By Somebeachsomewhere the four-year-old is the third foal of the good mare Nursemaid, winner of 14 races, $195,292, the 2004 Southland Oaks and three races at the 2005 New Zealand Cup carnival.

Some lower suspensory filling on the eve of the 2007 Ashburton Flying Stakes ended Nursemaid's racing career.

Her first foal, Devil May Care, won 11 and her second, Groomsman, has eight on the board.

After today, Maidonthebeach has four, far exceeding Hunter's early expectations.

“She has been the slowest to get going,” he said.

“She wouldn't have made a hair on her mother's tail when she started. A slow improver but more this season than last.”

Hunter's first winner was Iwanadancewitsumbody, an Auckland Reactor filly raced by the Night N Day Racing Syndicate on lease from Alabar (NZ) Ltd.

“She was broken in by Sean McCaffery and is a high-tempo horse.”

Lawrence Night N Day operator, Owen Cameron, himself a former harness license-holder, manages the syndicate which comprises a number of franchise holders in Southland and Otago.

Completing a good day for Hunter was his promising three-year-old Vin Scully, place favourite and runner up in the $12,000 Nugget final.

The race was won by the win favourite Henry Hubert but not before putting frowns on his supporters’ faces.

Trained by Robert Dunn and driven by his son John, the three-year-old drew one for the second time in two Southland starts.

In his previous outing at Invercargill, he galloped. Today, he caused a false start by not keeping up on the gate and denying the following horse a fair start.

“He gets all fired up from the one draw,” said John Dunn, who chose to go from the unruly for the re-run.

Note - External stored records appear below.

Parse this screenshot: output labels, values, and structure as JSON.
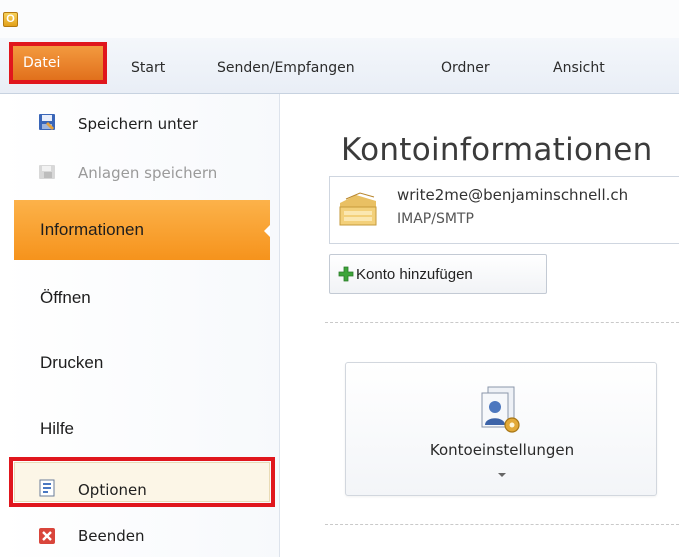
{
  "app": {
    "icon_letter": "O",
    "icon_name": "outlook-icon"
  },
  "ribbon": {
    "tabs": [
      {
        "label": "Datei",
        "selected": true
      },
      {
        "label": "Start"
      },
      {
        "label": "Senden/Empfangen"
      },
      {
        "label": "Ordner"
      },
      {
        "label": "Ansicht"
      }
    ]
  },
  "backstage": {
    "commands": [
      {
        "label": "Speichern unter",
        "icon": "save-as-icon",
        "enabled": true
      },
      {
        "label": "Anlagen speichern",
        "icon": "save-attachments-icon",
        "enabled": false
      }
    ],
    "nav": [
      {
        "label": "Informationen",
        "selected": true
      },
      {
        "label": "Öffnen"
      },
      {
        "label": "Drucken"
      },
      {
        "label": "Hilfe"
      }
    ],
    "options": {
      "label": "Optionen",
      "icon": "options-icon"
    },
    "exit": {
      "label": "Beenden",
      "icon": "exit-icon"
    }
  },
  "main": {
    "title": "Kontoinformationen",
    "account": {
      "email": "write2me@benjaminschnell.ch",
      "type": "IMAP/SMTP",
      "icon": "mail-account-icon"
    },
    "add_account_label": "Konto hinzufügen",
    "settings_button": {
      "label": "Kontoeinstellungen",
      "icon": "account-settings-icon"
    }
  },
  "colors": {
    "accent_orange": "#f6931c",
    "file_tab": "#e1701c",
    "highlight_red": "#e0161d"
  }
}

After being restrained early, Dunn took Henry Hubert to the front inside the 800 and held on comfortably.

Three-year-old trotter Majestic Connies dominated the Gold Chip final in the hands of Matthew Williamson but his trainer Phil Williamson said it was too early to label him a Derby prospect.

“One step at a time,” he said.

“he's a nice horse and will mature but he's still got to show he's up to the Derby.”